Jean-François Millet (1814 – 1875) was a French painter and one of the founders of the Barbizon school. He was part of the Realism movement. He moved to Cherbourg when his first painting was accepted by the Salon in 1840. The next year, he married and moved to Paris. After rejections in 1843 from the Salon and his wife’s death, he returned to Cherbourg. He then moved to Le Havre in 1845 where he married again. They moved back to Paris.

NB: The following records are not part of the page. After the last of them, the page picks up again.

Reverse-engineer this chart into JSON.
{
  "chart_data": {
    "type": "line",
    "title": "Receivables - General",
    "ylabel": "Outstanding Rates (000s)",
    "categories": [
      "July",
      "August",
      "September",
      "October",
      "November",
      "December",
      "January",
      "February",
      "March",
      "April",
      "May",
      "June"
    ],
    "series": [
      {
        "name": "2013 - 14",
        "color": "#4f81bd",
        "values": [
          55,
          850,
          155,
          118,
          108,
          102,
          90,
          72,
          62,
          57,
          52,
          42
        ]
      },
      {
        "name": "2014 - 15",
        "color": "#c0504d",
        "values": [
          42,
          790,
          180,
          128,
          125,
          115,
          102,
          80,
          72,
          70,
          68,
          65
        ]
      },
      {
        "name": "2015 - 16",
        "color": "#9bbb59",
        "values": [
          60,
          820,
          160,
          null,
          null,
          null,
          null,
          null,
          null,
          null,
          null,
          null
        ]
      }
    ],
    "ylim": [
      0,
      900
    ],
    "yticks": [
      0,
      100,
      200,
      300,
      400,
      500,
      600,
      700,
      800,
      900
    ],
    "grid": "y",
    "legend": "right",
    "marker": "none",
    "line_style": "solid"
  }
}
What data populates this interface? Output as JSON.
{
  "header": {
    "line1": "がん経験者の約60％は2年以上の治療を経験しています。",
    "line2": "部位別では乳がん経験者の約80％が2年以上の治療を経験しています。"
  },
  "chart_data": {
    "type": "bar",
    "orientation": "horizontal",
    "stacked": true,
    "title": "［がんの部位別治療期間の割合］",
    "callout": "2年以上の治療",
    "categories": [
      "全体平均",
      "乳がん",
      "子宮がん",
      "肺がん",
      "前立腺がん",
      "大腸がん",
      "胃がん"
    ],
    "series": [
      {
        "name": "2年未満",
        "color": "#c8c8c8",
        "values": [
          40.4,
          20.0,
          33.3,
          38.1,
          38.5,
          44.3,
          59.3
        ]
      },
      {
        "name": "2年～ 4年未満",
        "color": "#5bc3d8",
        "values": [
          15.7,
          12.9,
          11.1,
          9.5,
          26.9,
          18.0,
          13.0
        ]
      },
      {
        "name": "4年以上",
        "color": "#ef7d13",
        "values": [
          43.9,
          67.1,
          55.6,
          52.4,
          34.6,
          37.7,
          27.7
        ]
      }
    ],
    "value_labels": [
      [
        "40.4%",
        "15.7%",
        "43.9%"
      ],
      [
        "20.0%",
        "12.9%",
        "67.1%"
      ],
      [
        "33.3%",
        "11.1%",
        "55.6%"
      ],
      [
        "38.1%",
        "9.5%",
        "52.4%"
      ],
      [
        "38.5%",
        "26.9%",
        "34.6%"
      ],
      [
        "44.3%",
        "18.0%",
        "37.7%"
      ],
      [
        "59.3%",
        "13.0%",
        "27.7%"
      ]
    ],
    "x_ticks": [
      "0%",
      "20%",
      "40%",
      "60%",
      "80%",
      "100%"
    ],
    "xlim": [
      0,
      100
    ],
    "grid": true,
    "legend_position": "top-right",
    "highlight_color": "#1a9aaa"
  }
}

In the mid-1840s he was friends by Troyon, Diaz, Jacque and Rousseau, artists that are associated with the Barbizon school. Honoré Daumier influenced Millet. In 1848 his Captivity of the Jews in Babylon was revealed and was not favorable with the critics. It disappeared a short time later and was believed to be destroyed by Millet. However, when a museum did an X-Ray of another painting (The Young Shepherdess) they found Captivity under it.
In 1850 he entered into an agreement with Sensier, who provided the artist with supplies. Despite constant mixed reviews at the Salon, his reputation still grew. He is believed to be a source of inspiration for van Gogh. His later landscapes serve as a model for Claude Monet’s paintings of the Normandy coast.
Dali wrote an analysis of his work. In his analysis, he stated that the work of spiritual peace was actually repressed sexual aggression. He also believed that the two figures were praying over their buried child, rather than Angelus. He so adamant about his belief the work had an X-ray done and it revealed a painted geometric shape strikingly similar to a coffin.